For the final project in a class on Tangible User Interfaces, my partner Chelsey Tanaka and I were interested in looking at ways to reinvent the mixtape for the digital age. Something about sharing digital playlists just isn’t the same as making and receiving a mixtape. A digital playlist can’t be decorated and the time implied in making it gives it emotionally significance. After many different designs, we came up with the wearable mixtape that took the form of a hoodie sweatshirt with headphones embedded into the hood. To play songs, a person attaches music buttons onto the hoodie. Each button is decorated with some image and maps to a unique song. Why buttons you ask? Well, buttons are small cheap and portable. They also call back to a punk rock aesthetic, only now, when someone has a Black Flag button on their jacket, it actually has the ability to play a Black Flag track.

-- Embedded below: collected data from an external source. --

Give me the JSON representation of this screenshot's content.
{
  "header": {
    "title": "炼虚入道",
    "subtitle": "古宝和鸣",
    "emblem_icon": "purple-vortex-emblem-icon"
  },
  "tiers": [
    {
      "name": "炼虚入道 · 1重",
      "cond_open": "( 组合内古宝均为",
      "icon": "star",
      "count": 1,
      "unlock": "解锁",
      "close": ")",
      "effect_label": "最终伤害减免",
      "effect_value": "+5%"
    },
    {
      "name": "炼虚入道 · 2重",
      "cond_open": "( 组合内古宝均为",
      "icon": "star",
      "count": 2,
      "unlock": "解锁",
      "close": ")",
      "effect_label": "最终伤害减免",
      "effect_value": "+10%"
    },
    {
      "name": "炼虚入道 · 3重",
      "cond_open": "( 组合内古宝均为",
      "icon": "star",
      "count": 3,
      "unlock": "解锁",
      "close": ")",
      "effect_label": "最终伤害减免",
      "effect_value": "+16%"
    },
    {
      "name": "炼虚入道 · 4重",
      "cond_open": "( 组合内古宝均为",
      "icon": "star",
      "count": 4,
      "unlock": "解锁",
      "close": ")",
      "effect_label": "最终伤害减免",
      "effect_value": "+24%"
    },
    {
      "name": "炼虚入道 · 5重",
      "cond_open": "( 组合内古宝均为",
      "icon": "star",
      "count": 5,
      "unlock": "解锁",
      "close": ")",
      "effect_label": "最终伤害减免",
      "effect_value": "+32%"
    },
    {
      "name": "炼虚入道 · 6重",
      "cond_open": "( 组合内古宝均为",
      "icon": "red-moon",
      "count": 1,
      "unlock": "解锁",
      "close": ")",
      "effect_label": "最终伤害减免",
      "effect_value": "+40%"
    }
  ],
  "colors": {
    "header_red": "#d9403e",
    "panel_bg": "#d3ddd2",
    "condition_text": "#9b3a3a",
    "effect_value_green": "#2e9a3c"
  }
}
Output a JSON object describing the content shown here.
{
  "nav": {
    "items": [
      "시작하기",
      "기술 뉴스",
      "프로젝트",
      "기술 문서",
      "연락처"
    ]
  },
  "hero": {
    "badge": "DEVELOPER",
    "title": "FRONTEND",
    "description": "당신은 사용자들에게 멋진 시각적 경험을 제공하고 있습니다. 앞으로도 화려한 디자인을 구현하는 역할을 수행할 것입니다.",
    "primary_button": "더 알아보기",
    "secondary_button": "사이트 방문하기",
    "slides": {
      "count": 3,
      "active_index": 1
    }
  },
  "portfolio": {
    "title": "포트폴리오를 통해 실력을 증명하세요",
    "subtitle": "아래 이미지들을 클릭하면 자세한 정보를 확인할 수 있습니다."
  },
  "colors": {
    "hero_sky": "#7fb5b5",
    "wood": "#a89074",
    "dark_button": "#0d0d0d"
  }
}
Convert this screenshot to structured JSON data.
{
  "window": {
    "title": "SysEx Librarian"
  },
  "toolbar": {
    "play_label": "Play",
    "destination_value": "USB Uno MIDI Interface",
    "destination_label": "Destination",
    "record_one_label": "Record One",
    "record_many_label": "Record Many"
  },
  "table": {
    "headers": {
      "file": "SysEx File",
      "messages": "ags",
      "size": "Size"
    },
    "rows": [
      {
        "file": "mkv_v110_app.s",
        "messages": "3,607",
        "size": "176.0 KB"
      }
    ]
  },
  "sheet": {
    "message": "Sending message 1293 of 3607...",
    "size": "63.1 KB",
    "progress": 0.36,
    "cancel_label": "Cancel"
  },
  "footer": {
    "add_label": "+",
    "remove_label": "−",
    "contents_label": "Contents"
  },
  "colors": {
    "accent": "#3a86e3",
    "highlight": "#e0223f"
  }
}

The animation above shows the process of listening to a playlist. To listen to a playlist you would put on the hoodie. With the hood down, you would push each music button to program in the order you want the songs to play in. Blue lights illuminate the button when you push it. When you flip the hood up, the songs begin to play back in the order you programmed them. A blue light illuminates the button that is currently playing. There is also a blue light on your back to show others that you are currently listening to music. Adjusting the zipper up and down controls the volume of the playback.

This image shows one of the uses for this prototype as a way to gift music between friends. It involves one person who has blank music buttons. They can record a song onto the button and decorate the button to their hearts content. They toss the buttons they made in a package and ship them to a friend. The friend who gets them is able to put them on his or her hoodie and play them back. Not only does this add a tangible music experience, but it also adds an element of discovery as one person sends personalized gift to another.
Other scenarios for use involve the trading of buttons between people in a way that digital playlists don’t allow. Lets say I’m walking down the street and so are you. We run into each other and we’re both wearing our music hoodies. I’m curious about the band you are listening to and you are interested in mine. We trade buttons to swap tracks and continue on our way.

This image shows the materials and wiring used to implement the prototype. Each button has a unique resistor which lets the computer know which song to play.


Some people trying on the hoodie at the Tangible User Interfaces class demo session.